Year 8 – Faith Trail, Derby

Year 9 – Holocaust Memorial, Nottinghamshire

Year 11 – Cathedral Visit, Derby

KS3 – Year 7

In Year 7, students will study RE through Topic. They will explore creation stories, conflict, rights and responsibilities and stewardship.

KS3 – Year 8

In Year 8, students will alternate lessons with PSHE each half term, with three lessons per fortnight. In the first half term they will look at the Christian “Big Story” making links with other Abrahamic religions including Islam. They will then explore religious attitudes towards charity and helping others through the “Children of Calais” unit. Here we look at the story of lone child refugees homeless in Calais and the responses of people of faith to their plight. Finally, we look at worship around the world.

KS3 – Year 9

In Year 9, students will also alternate lessons with PSHE each half term, with three lessons per fortnight. They will also begin preparation for the GCSE course. They will study Relationships, including family, marriage and divorce and Good and Evil, looking at forgiveness and different religious and non-religious attitudes towards forgiveness.

KS4 – Year 10 and 11

GCSE students will study the following topics:

  • Life and Death – including sanctity of life, creation, abortion, euthanasia and the afterlife.
  • Good and Evil – with Theodicy, suffering and the religious response to suffering
  • Human Rights – with examples from history and the present.
  • Christianity – belief and practice
  • Islam – belief and practice.

They will sit three individual exams for GCSE RE, which will cover all five topics. The students will be asked to display their skills of analysis, evaluation and knowledge and understanding of how belief affects practice.

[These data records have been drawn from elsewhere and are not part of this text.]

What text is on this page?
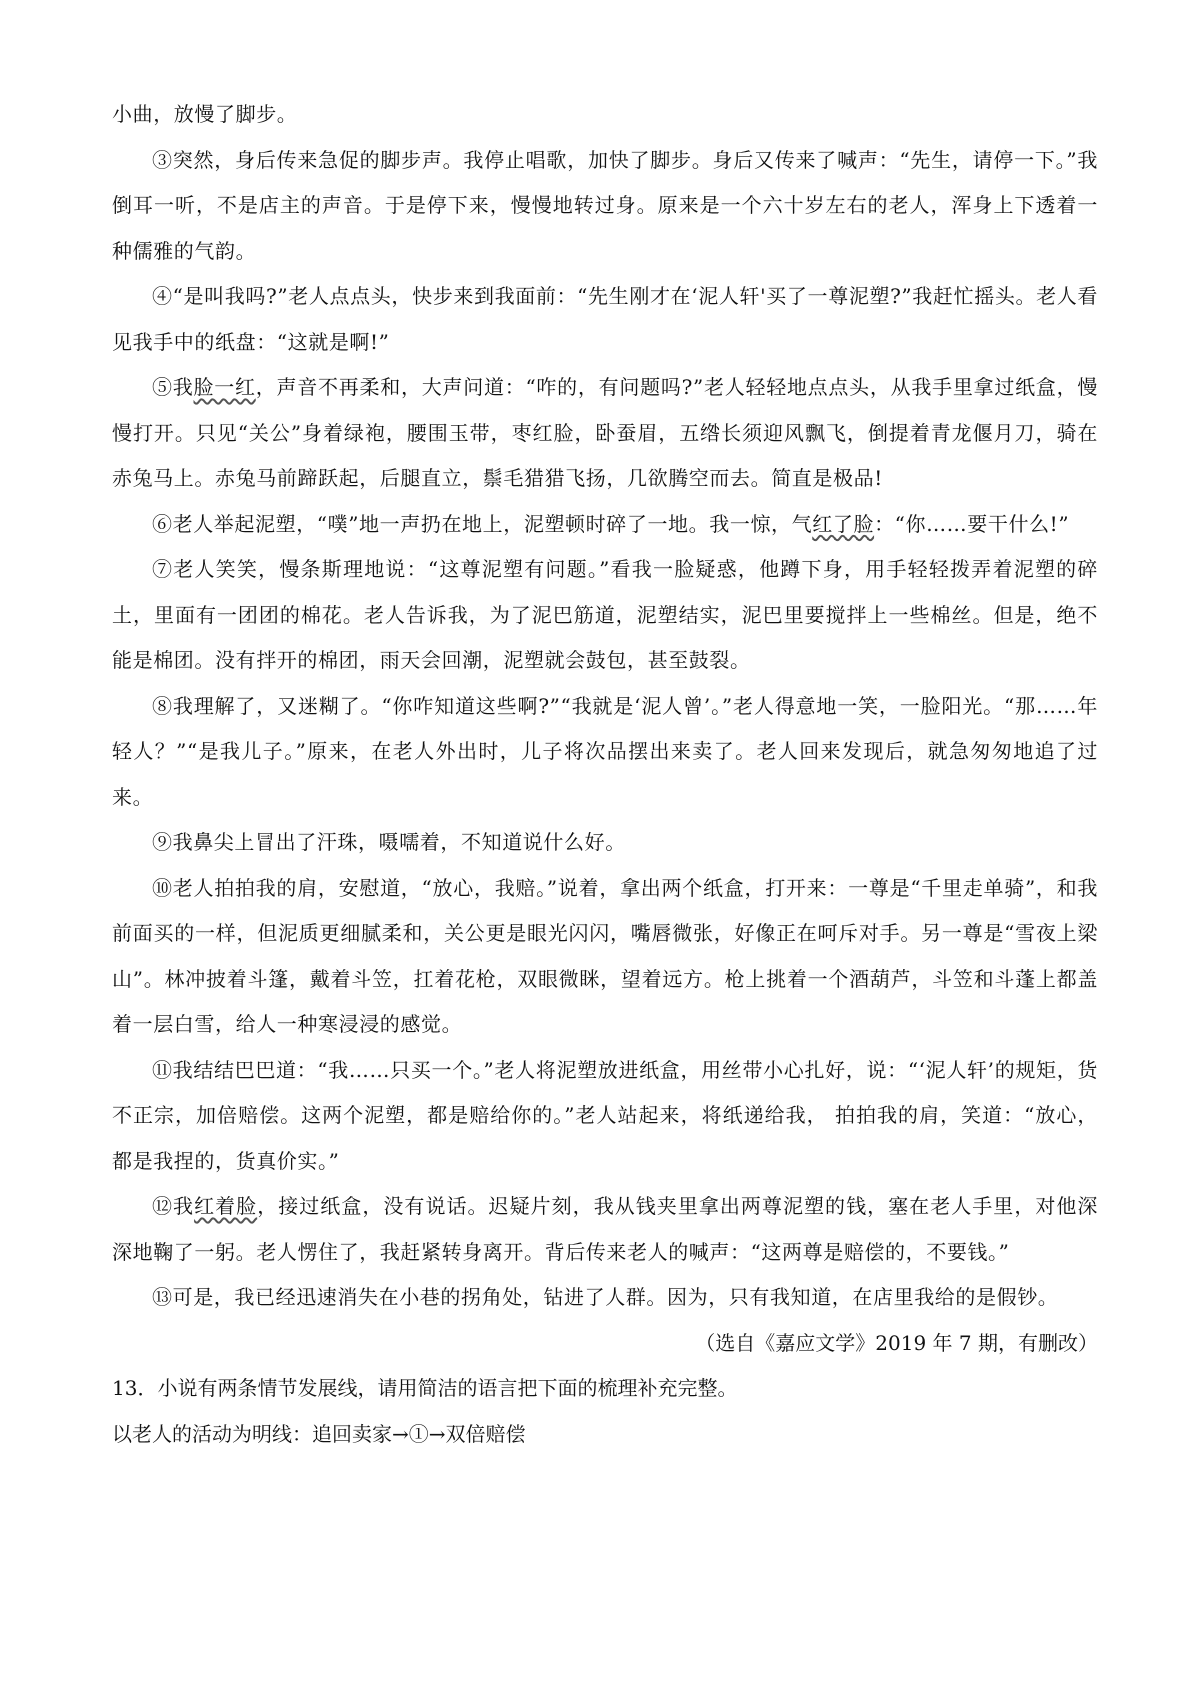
小曲，放慢了脚步。

③突然，身后传来急促的脚步声。我停止唱歌，加快了脚步。身后又传来了喊声：“先生，请停一下。”我倒耳一听，不是店主的声音。于是停下来，慢慢地转过身。原来是一个六十岁左右的老人，浑身上下透着一种儒雅的气韵。

④“是叫我吗?”老人点点头，快步来到我面前：“先生刚才在‘泥人轩'买了一尊泥塑?”我赶忙摇头。老人看见我手中的纸盘：“这就是啊!”

⑤我脸一红，声音不再柔和，大声问道：“咋的，有问题吗?”老人轻轻地点点头，从我手里拿过纸盒，慢慢打开。只见“关公”身着绿袍，腰围玉带，枣红脸，卧蚕眉，五绺长须迎风飘飞，倒提着青龙偃月刀，骑在赤兔马上。赤兔马前蹄跃起，后腿直立，鬃毛猎猎飞扬，几欲腾空而去。简直是极品!

⑥老人举起泥塑，“噗”地一声扔在地上，泥塑顿时碎了一地。我一惊，气红了脸：“你……要干什么!”

⑦老人笑笑，慢条斯理地说：“这尊泥塑有问题。”看我一脸疑惑，他蹲下身，用手轻轻拨弄着泥塑的碎土，里面有一团团的棉花。老人告诉我，为了泥巴筋道，泥塑结实，泥巴里要搅拌上一些棉丝。但是，绝不能是棉团。没有拌开的棉团，雨天会回潮，泥塑就会鼓包，甚至鼓裂。

⑧我理解了，又迷糊了。“你咋知道这些啊?”“我就是‘泥人曾’。”老人得意地一笑，一脸阳光。“那……年轻人？”“是我儿子。”原来，在老人外出时，儿子将次品摆出来卖了。老人回来发现后，就急匆匆地追了过来。

⑨我鼻尖上冒出了汗珠，嗫嚅着，不知道说什么好。

⑩老人拍拍我的肩，安慰道，“放心，我赔。”说着，拿出两个纸盒，打开来：一尊是“千里走单骑”，和我前面买的一样，但泥质更细腻柔和，关公更是眼光闪闪，嘴唇微张，好像正在呵斥对手。另一尊是“雪夜上梁山”。林冲披着斗篷，戴着斗笠，扛着花枪，双眼微眯，望着远方。枪上挑着一个酒葫芦，斗笠和斗蓬上都盖着一层白雪，给人一种寒浸浸的感觉。

⑪我结结巴巴道：“我……只买一个。”老人将泥塑放进纸盒，用丝带小心扎好，说：“‘泥人轩’的规矩，货不正宗，加倍赔偿。这两个泥塑，都是赔给你的。”老人站起来，将纸递给我， 拍拍我的肩，笑道：“放心，都是我捏的，货真价实。”

⑫我红着脸，接过纸盒，没有说话。迟疑片刻，我从钱夹里拿出两尊泥塑的钱，塞在老人手里，对他深深地鞠了一躬。老人愣住了，我赶紧转身离开。背后传来老人的喊声：“这两尊是赔偿的，不要钱。”

⑬可是，我已经迅速消失在小巷的拐角处，钻进了人群。因为，只有我知道，在店里我给的是假钞。

（选自《嘉应文学》2019 年 7 期，有删改）

13．小说有两条情节发展线，请用简洁的语言把下面的梳理补充完整。

以老人的活动为明线：追回卖家→①→双倍赔偿
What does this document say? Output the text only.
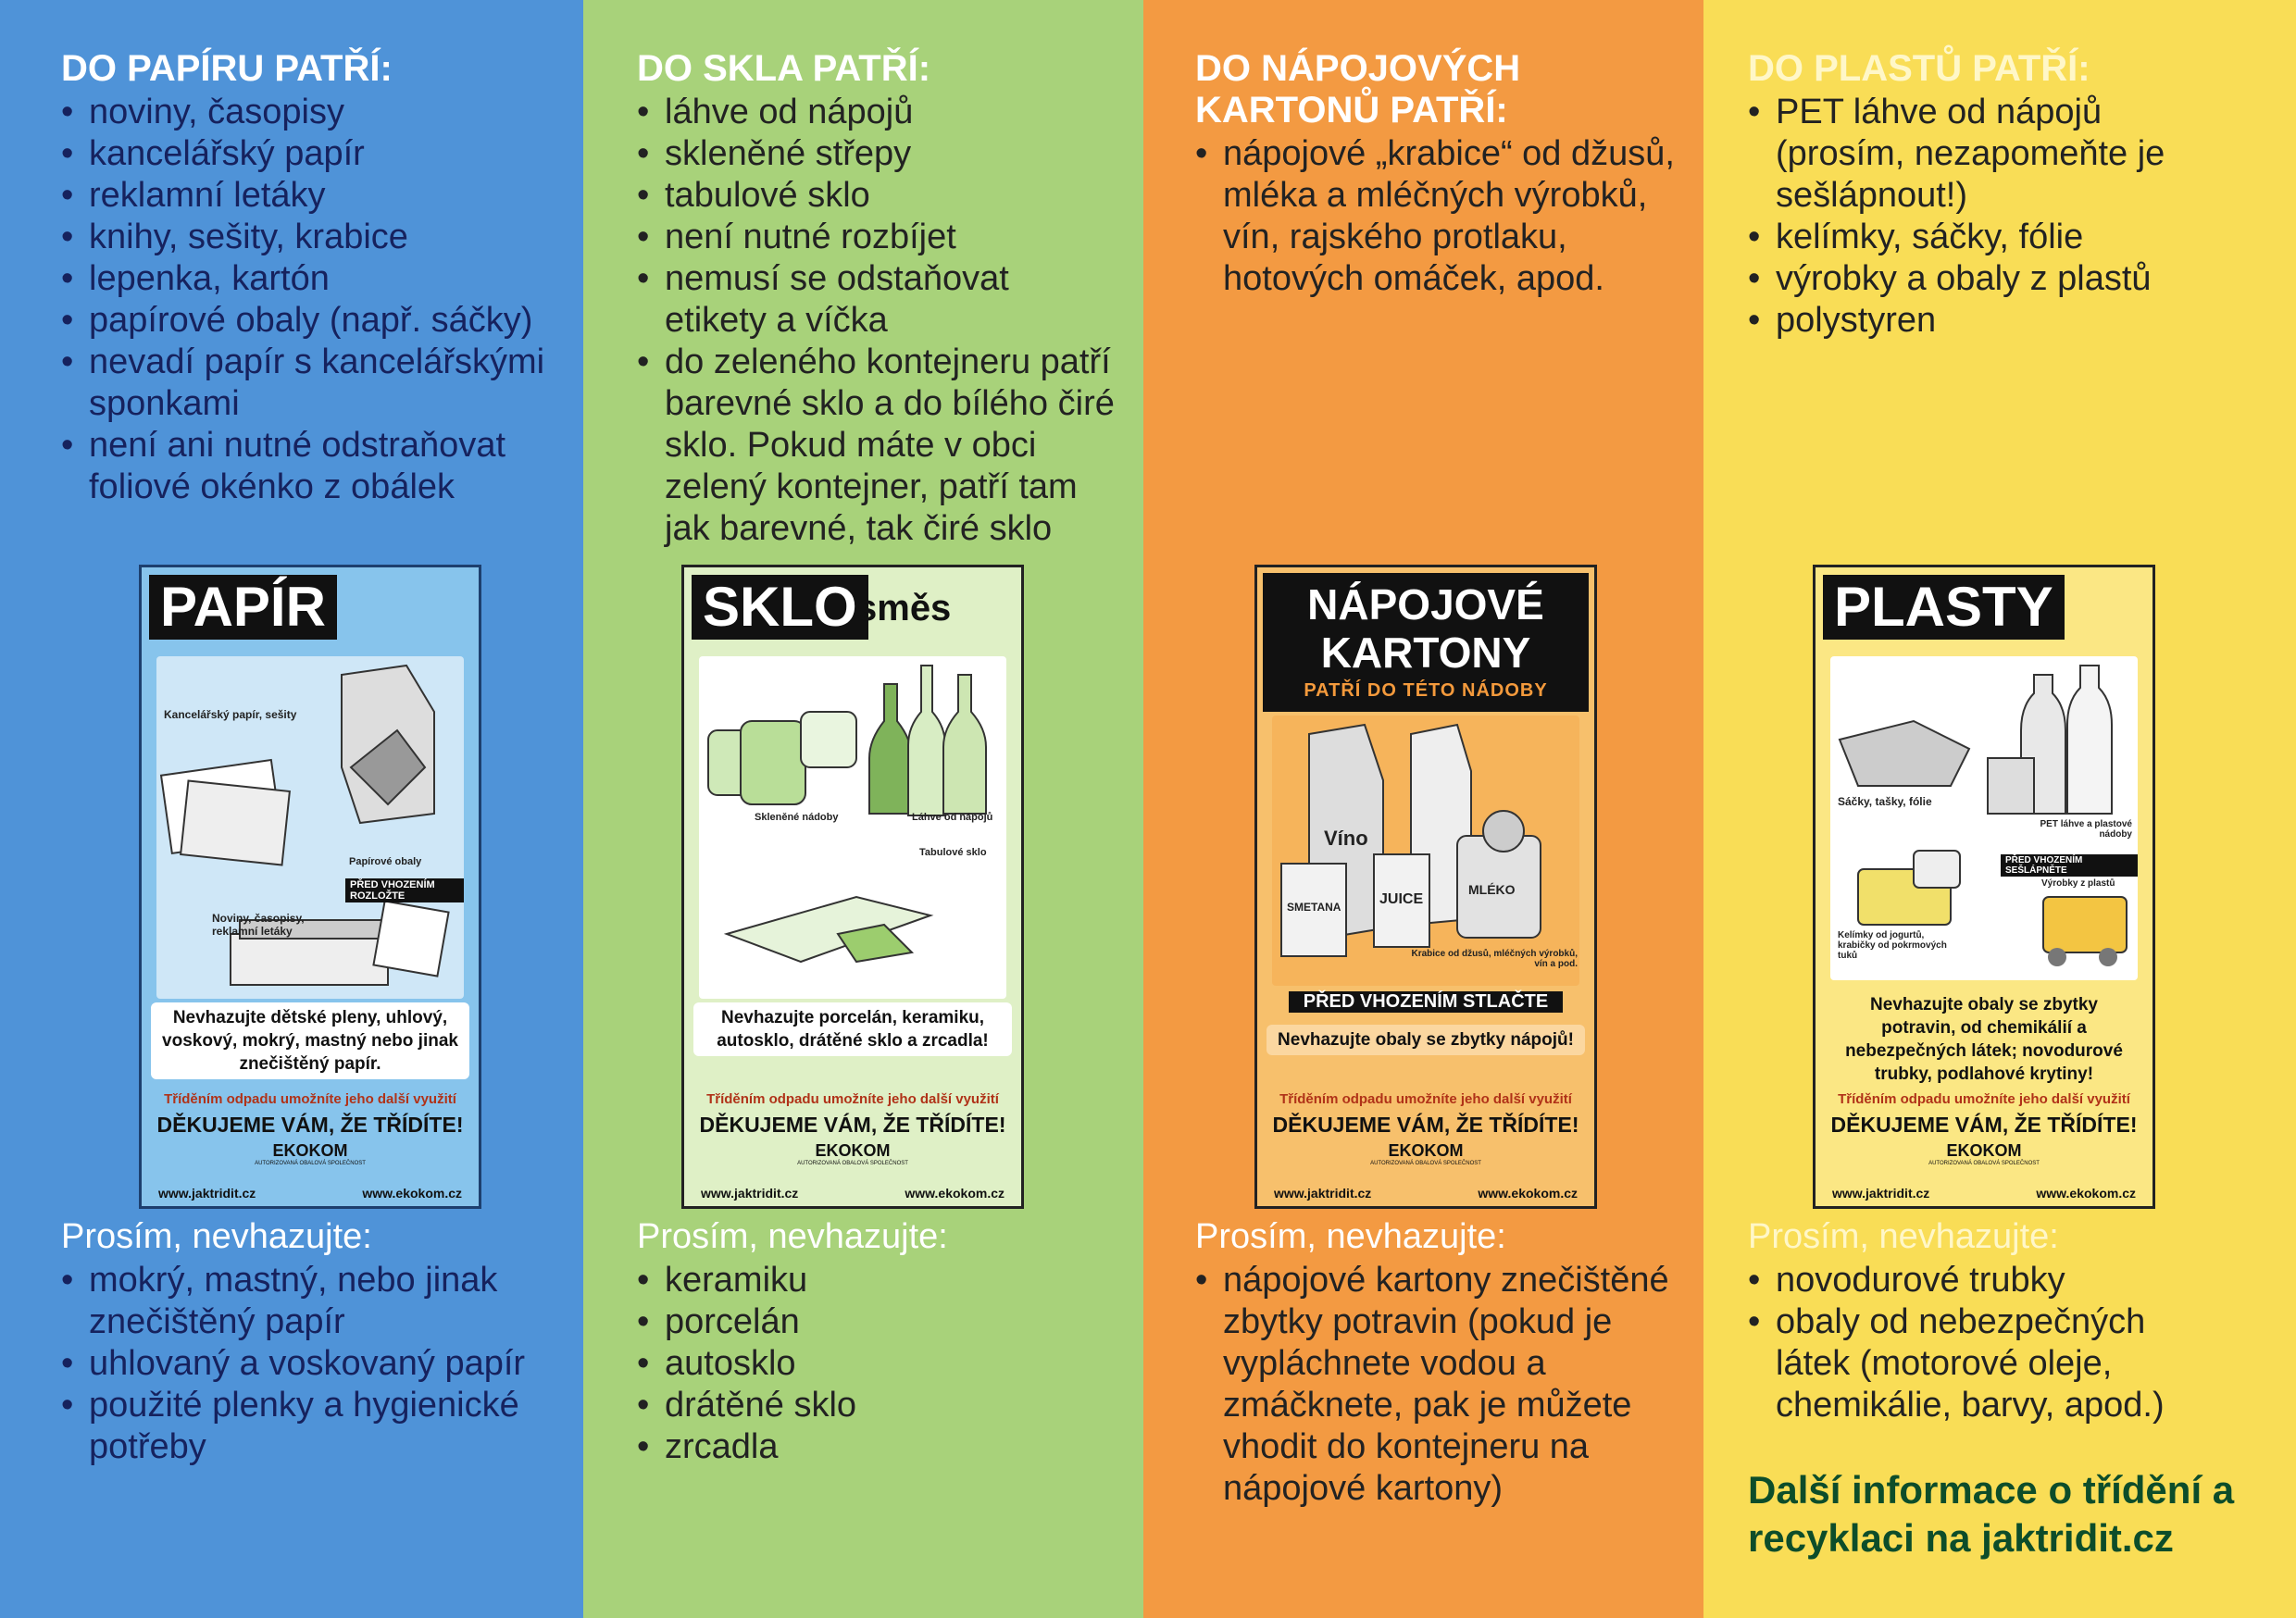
DO PAPÍRU PATŘÍ:
• noviny, časopisy
• kancelářský papír
• reklamní letáky
• knihy, sešity, krabice
• lepenka, kartón
• papírové obaly (např. sáčky)
• nevadí papír s kancelářskými sponkami
• není ani nutné odstraňovat foliové okénko z obálek
PAPÍR
Kancelářský papír, sešity
Papírové obaly
PŘED VHOZENÍM ROZLOŽTE
Noviny, časopisy, reklamní letáky
Nevhazujte dětské pleny, uhlový, voskový, mokrý, mastný nebo jinak znečištěný papír.
Tříděním odpadu umožníte jeho další využití
DĚKUJEME VÁM, ŽE TŘÍDÍTE!
EKOKOM
AUTORIZOVANÁ OBALOVÁ SPOLEČNOST
www.jaktridit.cz	www.ekokom.cz
Prosím, nevhazujte:
• mokrý, mastný, nebo jinak znečištěný papír
• uhlovaný a voskovaný papír
• použité plenky a hygienické potřeby
DO SKLA PATŘÍ:
• láhve od nápojů
• skleněné střepy
• tabulové sklo
• není nutné rozbíjet
• nemusí se odstaňovat etikety a víčka
• do zeleného kontejneru patří barevné sklo a do bílého čiré sklo. Pokud máte v obci zelený kontejner, patří tam jak barevné, tak čiré sklo
SKLO směs
Skleněné nádoby	Láhve od nápojů
Tabulové sklo
Nevhazujte porcelán, keramiku, autosklo, drátěné sklo a zrcadla!
Tříděním odpadu umožníte jeho další využití
DĚKUJEME VÁM, ŽE TŘÍDÍTE!
EKOKOM
AUTORIZOVANÁ OBALOVÁ SPOLEČNOST
www.jaktridit.cz	www.ekokom.cz
Prosím, nevhazujte:
• keramiku
• porcelán
• autosklo
• drátěné sklo
• zrcadla
DO NÁPOJOVÝCH KARTONŮ PATŘÍ:
• nápojové „krabice“ od džusů, mléka a mléčných výrobků, vín, rajského protlaku, hotových omáček, apod.
NÁPOJOVÉ KARTONY
PATŘÍ DO TÉTO NÁDOBY
Víno
SMETANA	JUICE
MLÉKO
Krabice od džusů, mléčných výrobků, vín a pod.
PŘED VHOZENÍM STLAČTE
Nevhazujte obaly se zbytky nápojů!
Tříděním odpadu umožníte jeho další využití
DĚKUJEME VÁM, ŽE TŘÍDÍTE!
EKOKOM
AUTORIZOVANÁ OBALOVÁ SPOLEČNOST
www.jaktridit.cz	www.ekokom.cz
Prosím, nevhazujte:
• nápojové kartony znečištěné zbytky potravin (pokud je vypláchnete vodou a zmáčknete, pak je můžete vhodit do kontejneru na nápojové kartony)
DO PLASTŮ PATŘÍ:
• PET láhve od nápojů (prosím, nezapomeňte je sešlápnout!)
• kelímky, sáčky, fólie
• výrobky a obaly z plastů
• polystyren
PLASTY
Sáčky, tašky, fólie
PET láhve a plastové nádoby
PŘED VHOZENÍM SEŠLÁPNĚTE
Výrobky z plastů
Kelímky od jogurtů, krabičky od pokrmových tuků
Nevhazujte obaly se zbytky potravin, od chemikálií a nebezpečných látek; novodurové trubky, podlahové krytiny!
Tříděním odpadu umožníte jeho další využití
DĚKUJEME VÁM, ŽE TŘÍDÍTE!
EKOKOM
AUTORIZOVANÁ OBALOVÁ SPOLEČNOST
www.jaktridit.cz	www.ekokom.cz
Prosím, nevhazujte:
• novodurové trubky
• obaly od nebezpečných látek (motorové oleje, chemikálie, barvy, apod.)
Další informace o třídění a recyklaci na jaktridit.cz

Paper 1: Religious, Philosophical and Ethical Studies in the Modern World written examination: 2 hours 50% of qualification

Paper 2: Study of Christianity Written examination: 1 hour 25% of qualification

Paper 3: Study of a World Faith – Islam Written examination: 1 hour 25% of qualification


Year 10 sociology

Students study three units across year 10. Families and households, examines how families have changed over time. The sociological theory behind the changing nature of the family. Theorists include Marxism, functionalism and feminism. Alongside families and households, students study research methods and the different research techniques. Both Quantative and qualitative as well primary and secondary data. Students are encouraged to design their own research project and discuss the ethical considerations with conducting research.

Students also study the education system and how the education system influences, social class, ethnicity and gender. We look at the role of education and government policies that have improved schooling. Again, students will look at the sociological perspectives of Marxists, functionalists, feminists and New Right. Students are encouraged to develop both analytical and evaluative skills.

Year 11 sociology

Year 11 sociology focusses on crime, deviance, and social inequality. Students investigate the relationships between social class, gender and ethnicity. They are encouraged to critically evaluate the crime statistics and investigate patterns of crime and the effects of crime on the community. Students study the patterns of crime and how social class, gender and ethnicity all play a role.

Social stratification focusses upon the inequalities within society, the inequalities related to social class, ethnicity and gender. The structure of society and whether or not society is a meritocracy. Students are encouraged to develop a knowledge of the world around them and the differences between people and communities.

A-level sociology

A-level sociology remains a popular subject with good outcomes at sixth form. Students study six units of work. Education, Family, Mass Media, Crime and Deviance, Research Methods and Sociological theory. Students are encouraged to think analytically and develop a critical knowledge of sociological theory. Students study the classics of Marxism, Feminism and Functionalism as well as post modernism, New Right and left and right realism.